LEAF helps turns that history on its head.  And it’s about time.  The students, through paid summer jobs, will learn about land management and stewardship; ecosystem restoration; and the use of natural defenses like dunes, wetlands, oyster reefs and forests to protect us in a changing climate.  They will come back informed, energized and eager to lead. They will have a new appreciation for the nature that surrounds them right at home, whether that’s New York City, Chicago or Atlanta. Nearly 35 percent of LEAF alumni choose a science or conservation major in college, as compared to the national average of 5 percent. This is essential if conservation is going to succeed in the 21st century.  Our challenges will increasingly be urban, and our leadership must understand cities.

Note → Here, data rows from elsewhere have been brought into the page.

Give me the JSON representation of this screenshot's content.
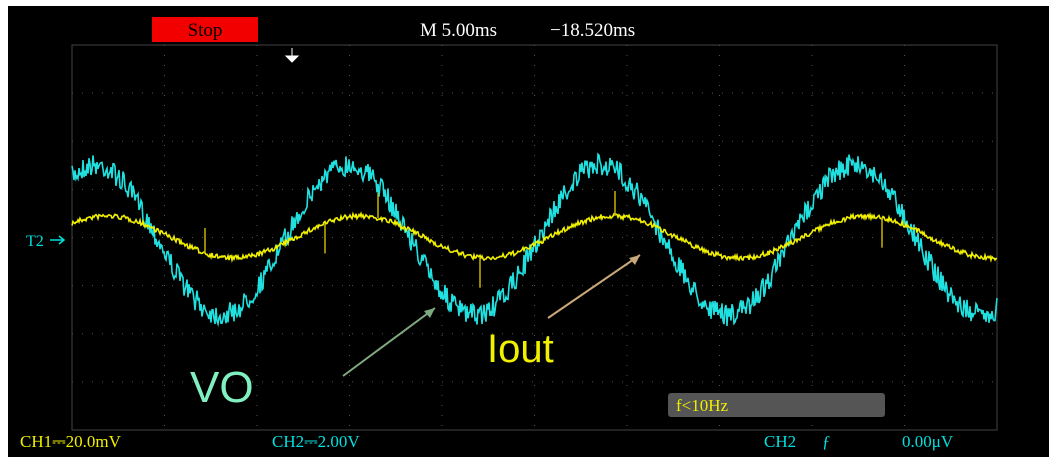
{
  "status": "Stop",
  "timebase": "M 5.00ms",
  "trigger_position": "−18.520ms",
  "channel_marker": "T2",
  "annotations": {
    "vo": "VO",
    "iout": "Iout"
  },
  "footer": {
    "ch1": "CH1⎓20.0mV",
    "ch2": "CH2⎓2.00V",
    "trigger_source": "CH2",
    "trigger_slope": "ƒ",
    "trigger_level": "0.00μV"
  },
  "frequency": "f<10Hz"
}
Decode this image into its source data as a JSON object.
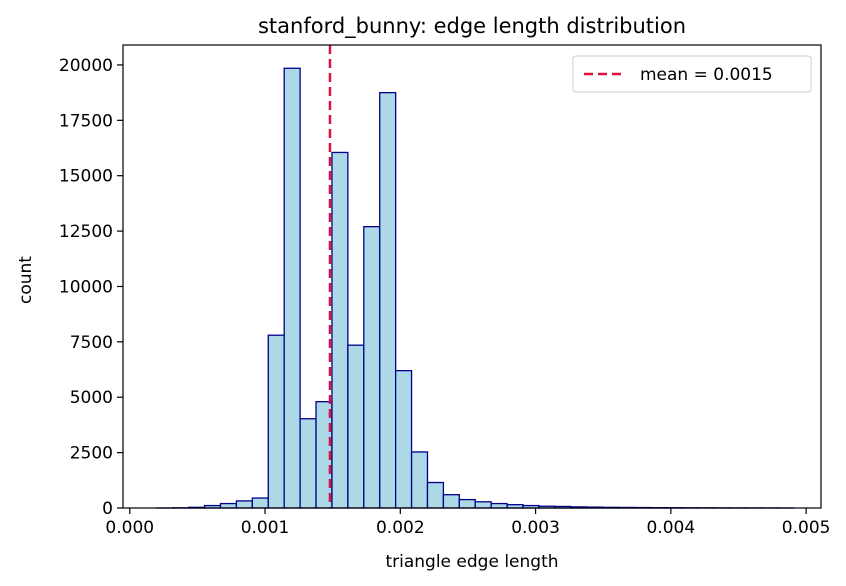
{
  "chart_data": {
    "type": "bar",
    "title": "stanford_bunny: edge length distribution",
    "xlabel": "triangle edge length",
    "ylabel": "count",
    "xlim": [
      -5e-05,
      0.00511
    ],
    "ylim": [
      0,
      20900
    ],
    "x_ticks": [
      0.0,
      0.001,
      0.002,
      0.003,
      0.004,
      0.005
    ],
    "x_tick_labels": [
      "0.000",
      "0.001",
      "0.002",
      "0.003",
      "0.004",
      "0.005"
    ],
    "y_ticks": [
      0,
      2500,
      5000,
      7500,
      10000,
      12500,
      15000,
      17500,
      20000
    ],
    "y_tick_labels": [
      "0",
      "2500",
      "5000",
      "7500",
      "10000",
      "12500",
      "15000",
      "17500",
      "20000"
    ],
    "bin_start": 0.0002,
    "bin_width": 0.0001177,
    "counts": [
      2,
      10,
      30,
      110,
      200,
      320,
      450,
      7800,
      19850,
      4030,
      4800,
      16050,
      7350,
      12700,
      18750,
      6200,
      2530,
      1150,
      600,
      380,
      280,
      200,
      150,
      110,
      80,
      70,
      50,
      40,
      30,
      25,
      20,
      15,
      12,
      10,
      8,
      6,
      5,
      4,
      3,
      2
    ],
    "bar_fill": "#add8e6",
    "bar_edge": "#00008b",
    "mean_line": {
      "value": 0.00148,
      "label": "mean = 0.0015",
      "color": "#dc143c"
    },
    "legend": {
      "position": "upper-right",
      "entry": "mean = 0.0015"
    },
    "grid": false
  }
}
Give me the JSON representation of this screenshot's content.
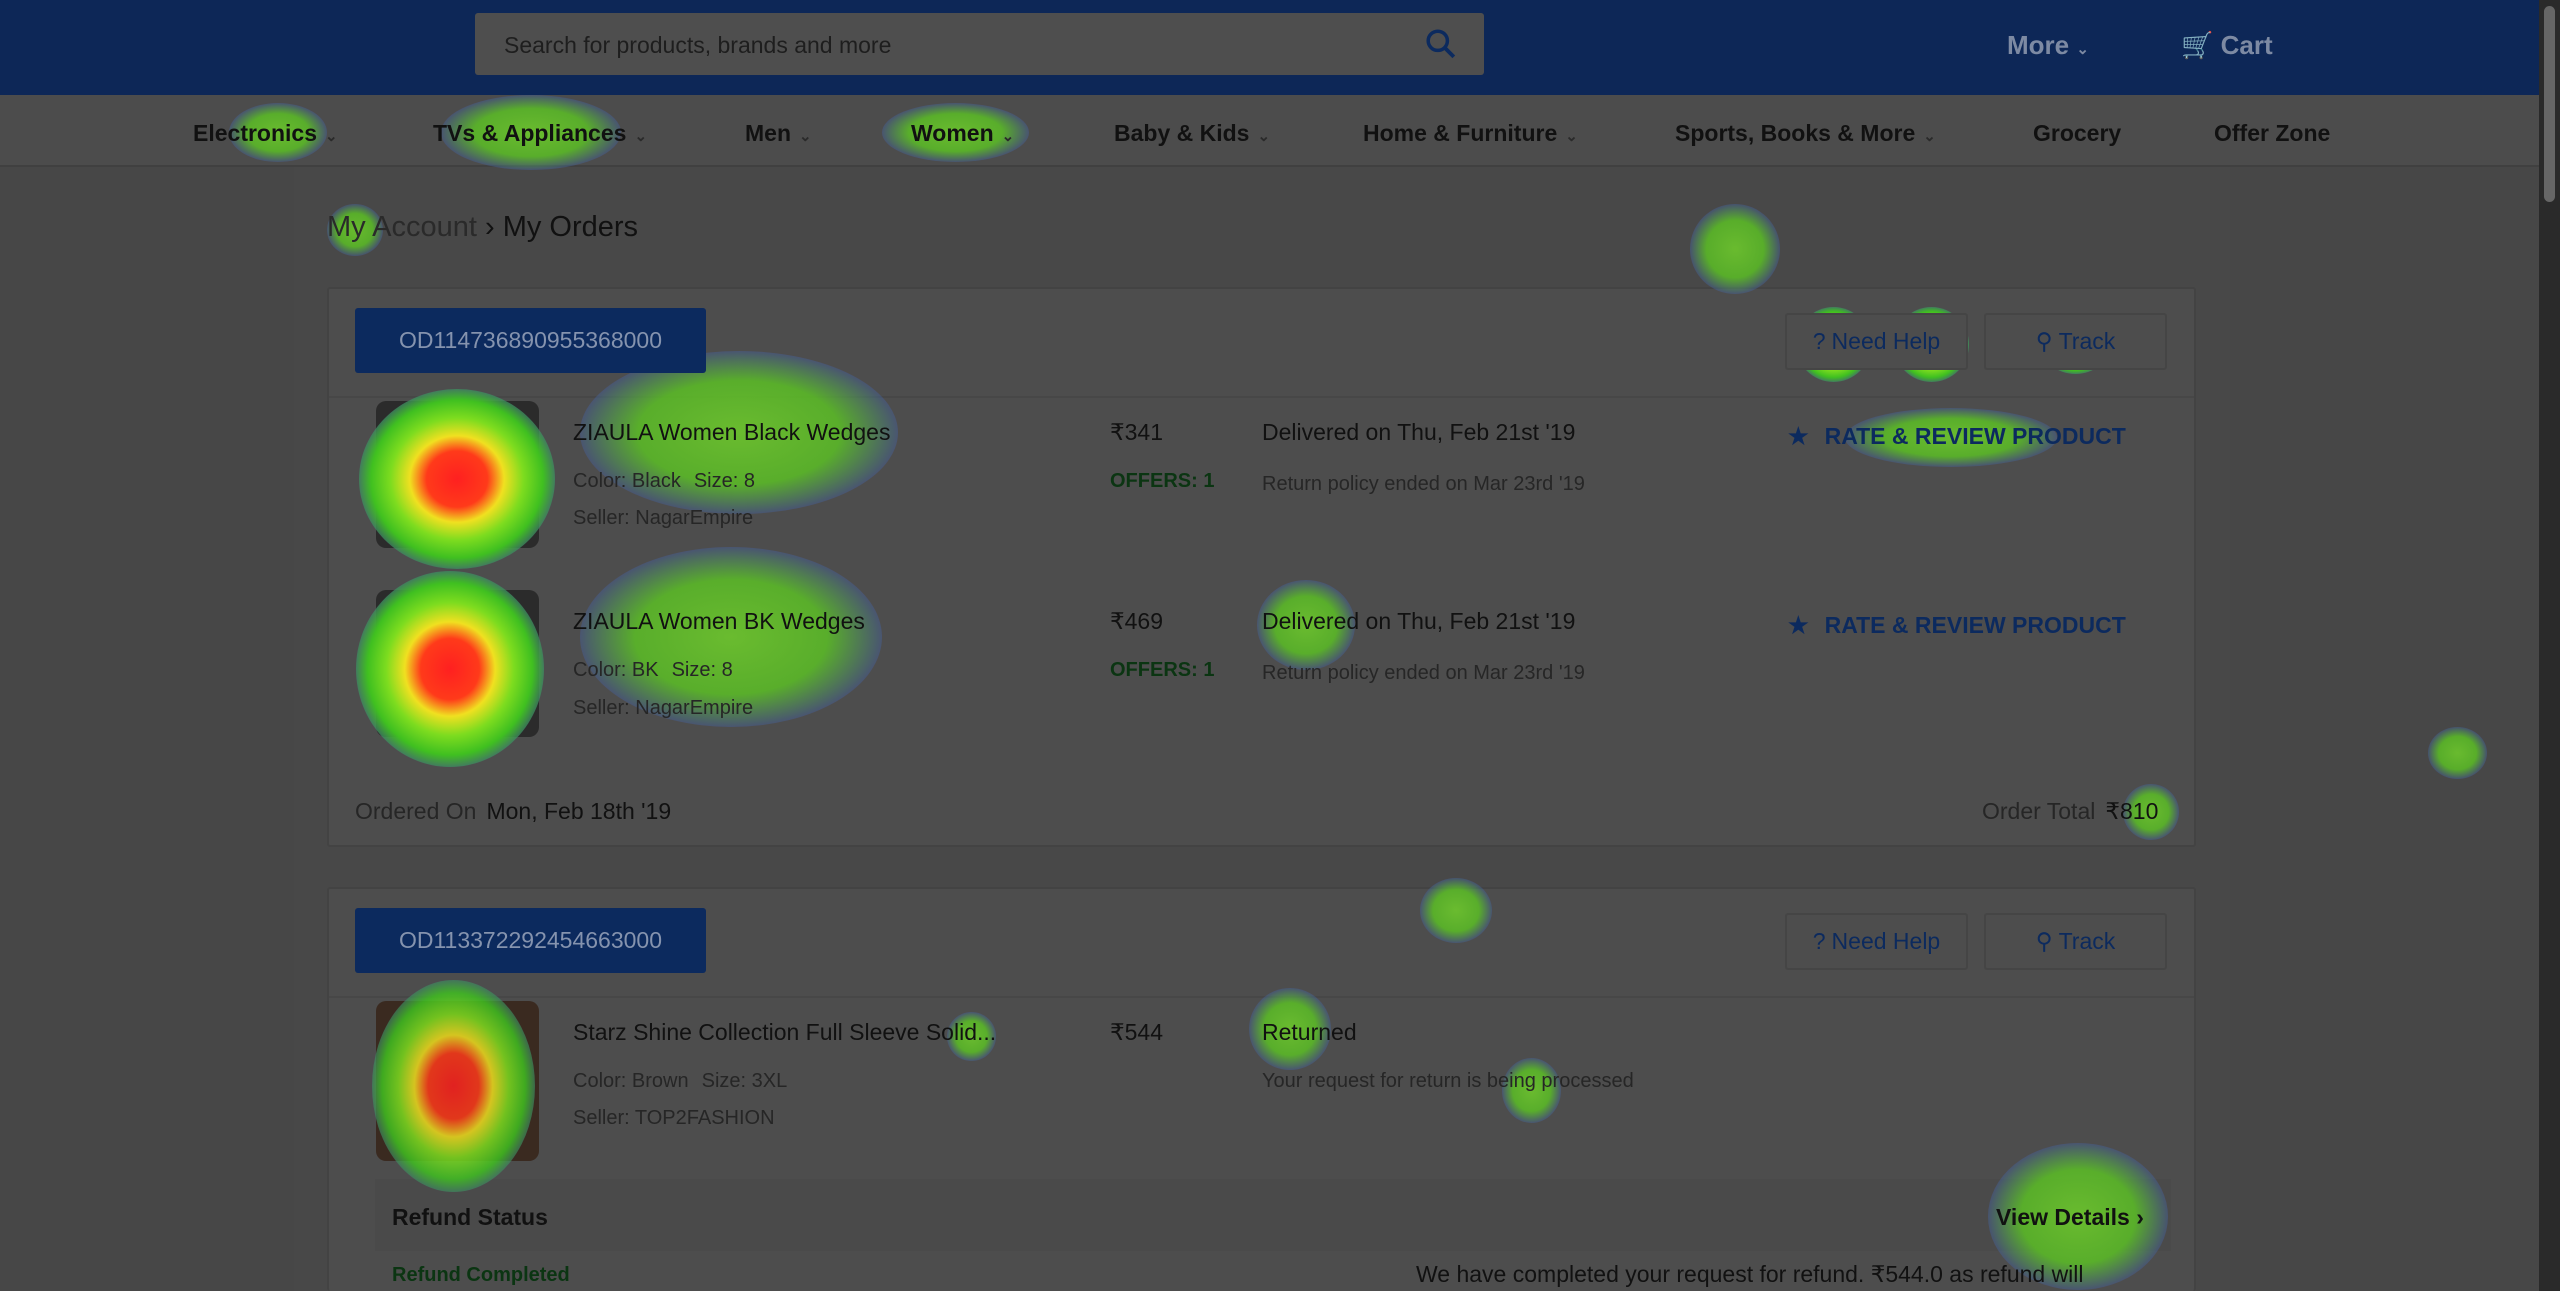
{
  "header": {
    "search_placeholder": "Search for products, brands and more",
    "more": "More",
    "cart": "Cart"
  },
  "nav": [
    "Electronics",
    "TVs & Appliances",
    "Men",
    "Women",
    "Baby & Kids",
    "Home & Furniture",
    "Sports, Books & More",
    "Grocery",
    "Offer Zone"
  ],
  "breadcrumb": {
    "parent": "My Account",
    "separator": "›",
    "current": "My Orders"
  },
  "orders": [
    {
      "id": "OD114736890955368000",
      "need_help": "Need Help",
      "track": "Track",
      "items": [
        {
          "name": "ZIAULA Women Black Wedges",
          "color": "Color: Black",
          "size": "Size: 8",
          "seller": "Seller: NagarEmpire",
          "price": "₹341",
          "offers": "OFFERS: 1",
          "status": "Delivered on Thu, Feb 21st '19",
          "sub": "Return policy ended on Mar 23rd '19",
          "action": "RATE & REVIEW PRODUCT"
        },
        {
          "name": "ZIAULA Women BK Wedges",
          "color": "Color: BK",
          "size": "Size: 8",
          "seller": "Seller: NagarEmpire",
          "price": "₹469",
          "offers": "OFFERS: 1",
          "status": "Delivered on Thu, Feb 21st '19",
          "sub": "Return policy ended on Mar 23rd '19",
          "action": "RATE & REVIEW PRODUCT"
        }
      ],
      "ordered_on_label": "Ordered On",
      "ordered_on": "Mon, Feb 18th '19",
      "total_label": "Order Total",
      "total": "₹810"
    },
    {
      "id": "OD113372292454663000",
      "need_help": "Need Help",
      "track": "Track",
      "items": [
        {
          "name": "Starz Shine Collection Full Sleeve Solid...",
          "color": "Color: Brown",
          "size": "Size: 3XL",
          "seller": "Seller: TOP2FASHION",
          "price": "₹544",
          "status": "Returned",
          "sub": "Your request for return is being processed"
        }
      ],
      "refund": {
        "title": "Refund Status",
        "view": "View Details ›",
        "state": "Refund Completed",
        "message": "We have completed your request for refund. ₹544.0 as refund will"
      }
    }
  ],
  "colors": {
    "brand": "#2874f0",
    "offer": "#26a541"
  }
}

Last week I had the chance to spend a day at the Jamaica Bay Wildlife Refuge in Queens, NY, with this year’s class of LEAF interns. They learned about the natural history of the area and how Hurricane Sandy forever changed the refuge. We then spent time removing debris from the beach, allowing the students to play a role in this important place for people and nature. As I worked alongside the students with such varied backgrounds — Asian, Caucasian, Latino, African American, Middle Eastern -– I wondered if anyone of them might become the Executive Director of The Nature Conservancy in New York? Or even CEO of the Conservancy? Just being able to ask that question shows how important the LEAF program is.